Los resultados fueron inesperados: después de una sola administración de psilocibina, los animales mostraron un notable fortalecimiento de las conexiones entre áreas responsables del procesamiento sensorial y la actividad motora. Al mismo tiempo, dentro de la corteza cerebral —donde se forman los pensamientos negativos persistentes— el número de conexiones disminuía. Este efecto, según los expertos, podría explicar por qué en personas sometidas a terapia con psilocibina disminuye la tendencia a quedar atrapados en pensamientos ansiosos y depresivos.
Mecanismos de acción
Durante el experimento, primero se administró psilocibina o un placebo a los ratones y, un día después, se les inyectó un virus que se propagaba a través de las neuronas, dejando rastros luminosos a su paso. Una semana más tarde, los investigadores compararon cómo había cambiado la estructura de las conexiones cerebrales en los distintos grupos de animales. Descubrieron que la psilocibina no solo fortalece o debilita contactos individuales, sino que literalmente reconfigura redes neuronales completas, haciéndolas más flexibles y menos propensas a la formación de bucles cerrados de experiencias negativas.

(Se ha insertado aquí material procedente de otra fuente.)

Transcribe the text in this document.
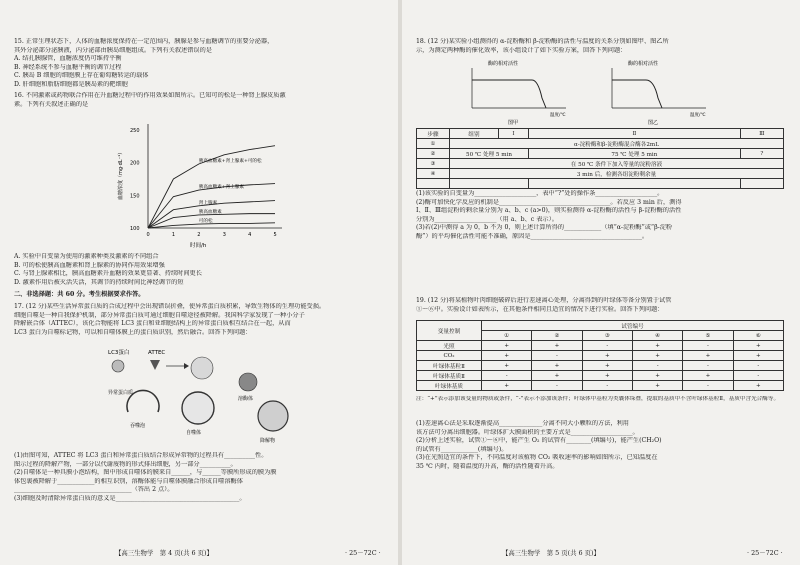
15. 正常生理状态下，人体的血糖浓度保持在一定范围内，胰腺是参与血糖调节的重要分泌器，

其外分泌部分泌胰液，内分泌部由胰岛细胞组成。下列有关叙述错误的是

A. 结扎胰腺管，血糖浓度仍可维持平衡

B. 神经系统不参与血糖平衡的调节过程

C. 胰岛 B 细胞的细胞膜上存在葡萄糖转运的载体

D. 肝细胞和脂肪细胞都是胰岛素的靶细胞

16. 不同激素或药物联合作用在升血糖过程中的作用效果如图所示。已知可的松是一种肾上腺皮质激

素。下列有关叙述正确的是

血糖浓度（mg·dL⁻¹）
100
150
200
250
0	1	2	3	4	5
胰高血糖素+肾上腺素+可的松
胰高血糖素+肾上腺素
肾上腺素
胰高血糖素
可的松
时间/h

A. 实验中自变量为使用的激素种类及激素的不同组合

B. 可的松使胰高血糖素和肾上腺素的协同作用效果增强

C. 与肾上腺素相比，胰高血糖素升血糖的效果更显著、持续时间更长

D. 激素作用后被灭活失活，其调节的持续时间比神经调节的短

二、非选择题：共 60 分。考生根据要求作答。

17. (12 分)某些生活异常蛋白质的合成过程中会出现错误折叠，使异常蛋白质积累，导致生物体的生理功能受损。

细胞自噬是一种自我保护机制，部分异常蛋白质可通过细胞自噬途径被降解。我国科学家发现了一种小分子

降解嵌合体（ATTEC），该化合物能将 LC3 蛋白和亚细胞结构上的异常蛋白质相互结合在一起，从而

LC3 蛋白为自噬标记物，可以和自噬体膜上的蛋白质识别，然后融合。回答下列问题：

LC3蛋白	ATTEC
异常蛋白质
吞噬泡
自噬体
溶酶体
降解物

(1)由图可知，ATTEC 将 LC3 蛋白和异常蛋白质结合形成异常物的过程具有__________性。

图示过程的降解产物，一部分以代谢废物的形式排出细胞，另一部分__________。

(2)自噬体是一种具膜小泡结构，图中形成自噬体的膜来自______，与______等膜所形成的膜为膜

体包裹被降解于____________的相互识别，溶酶体能与自噬体膜融合形成自噬溶酶体

______________________________________（答出 2 点）。

(3)细胞及时清除异常蛋白质的意义是________________________________________。

【高三生物学　第 4 页(共 6 页)】	· 25－72C ·

18. (12 分)某实验小组测得的 α-淀粉酶和 β-淀粉酶的活性与温度的关系分别如图甲、图乙所

示，为测定两种酶的催化效率，该小组设计了如下实验方案，回答下列问题：

酶的相对活性
温度/℃
图甲
酶的相对活性
温度/℃
图乙
步骤	组别	Ⅰ	Ⅱ	Ⅲ
①	α-淀粉酶和β-淀粉酶混合酶各2mL			
②	50 ℃ 处理 5 min		75 ℃ 处理 5 min	?
③	在 50 ℃ 条件下加入等量的淀粉溶液			
④	3 min 后，检测各组淀粉剩余量			

(1)该实验的自变量为____________________，表中“?”处的操作条____________________。

(2)酶可加快化学反应的机制是____________________________________。若反应 3 min 后，测得

Ⅰ、Ⅱ、Ⅲ组淀粉的剩余量分别为 a、b、c (a>0)，则实验测得 α-淀粉酶的活性与 β-淀粉酶的活性

分别为____________________（用 a、b、c 表示）。

(3)若(2)中测得 a 为 0，b 不为 0，则上述计算所得的____________（填“α-淀粉酶”或“β-淀粉

酶”）的平均催化活性可能不准确，原因是____________________________________。

19. (12 分)将某植物叶肉细胞破碎后进行差速离心处理，分离得到的叶绿体等备分别置于试管

①～⑥中。实验设计如表所示，在其他条件相同且适宜的情况下进行实验。回答下列问题：

变量控制	试管编号					
	①	②	③	④	⑤	⑥
光照	+	+	-	+	-	+
CO₂	+	-	+	+	+	+
叶绿体基粒Ⅱ	+	+	+	-	-	-
叶绿体基质Ⅱ	-	+	+	+	+	-
叶绿体基质	+	-	-	+	-	+

注：“+”表示添加该变量的物质或条件，“-”表示不添加该条件；叶绿体中基粒为类囊体垛叠，提取的基质中不含叶绿体基粒Ⅱ，基质中含光合酶等。

(1)差速离心法是采取逐渐提高______________分离不同大小颗粒的方法，利用

该方法可分离出细胞器。叶绿体扩大膜面积的主要方式是____________________。

(2)分析上述实验，试管①～⑥中，能产生 O₂ 的试管有________(填编号)，能产生(CH₂O)

的试管有____________(填编号)。

(3)在光照适宜的条件下，不同温度对该植物 CO₂ 吸收速率的影响如图所示，已知温度在

35 ℃ 内时，随着温度的升高，酶的活性随着升高。

【高三生物学　第 5 页(共 6 页)】	· 25－72C ·
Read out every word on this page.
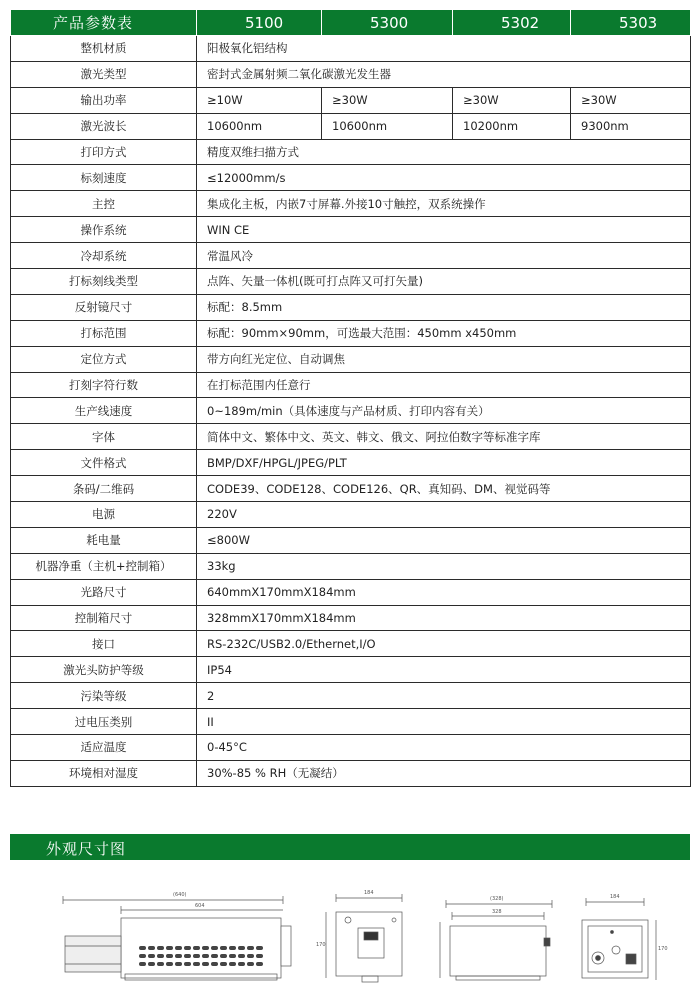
产品参数表	5100	5300	5302	5303
整机材质	阳极氧化铝结构			
激光类型	密封式金属射频二氧化碳激光发生器			
输出功率	≥10W	≥30W	≥30W	≥30W
激光波长	10600nm	10600nm	10200nm	9300nm
打印方式	精度双维扫描方式			
标刻速度	≤12000mm/s			
主控	集成化主板，内嵌7寸屏幕.外接10寸触控，双系统操作			
操作系统	WIN CE			
冷却系统	常温风冷			
打标刻线类型	点阵、矢量一体机(既可打点阵又可打矢量)			
反射镜尺寸	标配：8.5mm			
打标范围	标配：90mm×90mm，可选最大范围：450mm x450mm			
定位方式	带方向红光定位、自动调焦			
打刻字符行数	在打标范围内任意行			
生产线速度	0~189m/min（具体速度与产品材质、打印内容有关）			
字体	简体中文、繁体中文、英文、韩文、俄文、阿拉伯数字等标准字库			
文件格式	BMP/DXF/HPGL/JPEG/PLT			
条码/二维码	CODE39、CODE128、CODE126、QR、真知码、DM、视觉码等			
电源	220V			
耗电量	≤800W			
机器净重（主机+控制箱）	33kg			
光路尺寸	640mmX170mmX184mm			
控制箱尺寸	328mmX170mmX184mm			
接口	RS-232C/USB2.0/Ethernet,I/O			
激光头防护等级	IP54			
污染等级	2			
过电压类别	II			
适应温度	0-45°C			
环境相对湿度	30%-85 % RH（无凝结）			
外观尺寸图
(640)
604
184
170
(328)
328
184
170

Los científicos prestaron especial atención a la corteza cerebral, donde en las personas suelen generarse los llamados “bucles” de pensamiento negativo. Precisamente en esta zona, tras la administración de psilocibina, se observó una disminución del número de conexiones internas, lo que, según los autores del estudio, podría contribuir a romper cadenas patológicas y aliviar los síntomas de la depresión.
Potencial terapéutico
La depresión sigue siendo una de las causas de discapacidad más comunes en el mundo, y los tratamientos existentes no siempre resultan efectivos. Muchos pacientes experimentan efectos secundarios o no consiguen los resultados esperados con los antidepresivos tradicionales. Por eso, la búsqueda de nuevos enfoques, incluidos aquellos que emplean psicodélicos, adquiere cada vez más relevancia.
La psilocibina, además de sus propiedades psicoactivas, también presenta un efecto antiinflamatorio, lo que amplía su posible uso en la medicina. Anteriormente, ya se había demostrado que una sola dosis de esta sustancia puede estimular el crecimiento de nuevas conexiones neuronales, y ahora los científicos han descubierto que la naturaleza de estos cambios depende de la actividad cerebral en el momento de la administración del fármaco. Esto abre la puerta a combinar la psilocibina con otros métodos, como la estimulación magnética, para influir de manera dirigida en áreas específicas del cerebro.
Limitaciones y perspectivas
A pesar de los resultados prometedores, los autores del estudio destacan que, por ahora, solo se cuenta con datos obtenidos en animales. No todos los mecanismos identificados en ratones pueden aplicarse directamente a los humanos. Sin embargo, los datos obtenidos se corresponden con las observaciones realizadas en pacientes sometidos a terapia con psilocibina y respaldan la necesidad de realizar más ensayos clínicos.
En el futuro, los científicos planean investigar cómo se pueden combinar los psicodélicos con métodos de neuromodulación para lograr una intervención cerebral más precisa y segura. Este enfoque podría marcar un avance significativo en el tratamiento de formas resistentes de depresión que no responden a la terapia convencional.
Por si no lo sabías, la psilocibina es un compuesto psicoactivo natural presente en ciertos tipos de hongos que, en los últimos años, ha sido objeto de intensos estudios como posible tratamiento para la depresión y otros trastornos mentales. Los principales laboratorios del mundo, incluida un equipo de ingenieros biomédicos de Cornell University, investigan su impacto en el cerebro. En 2025, la revista Cell publicó un estudio que describe en detalle los mecanismos de reorganización de las conexiones neuronales bajo la influencia de la psilocibina. Las investigaciones continúan y los científicos esperan que en los próximos años surjan nuevos tratamientos efectivos basados en esta sustancia.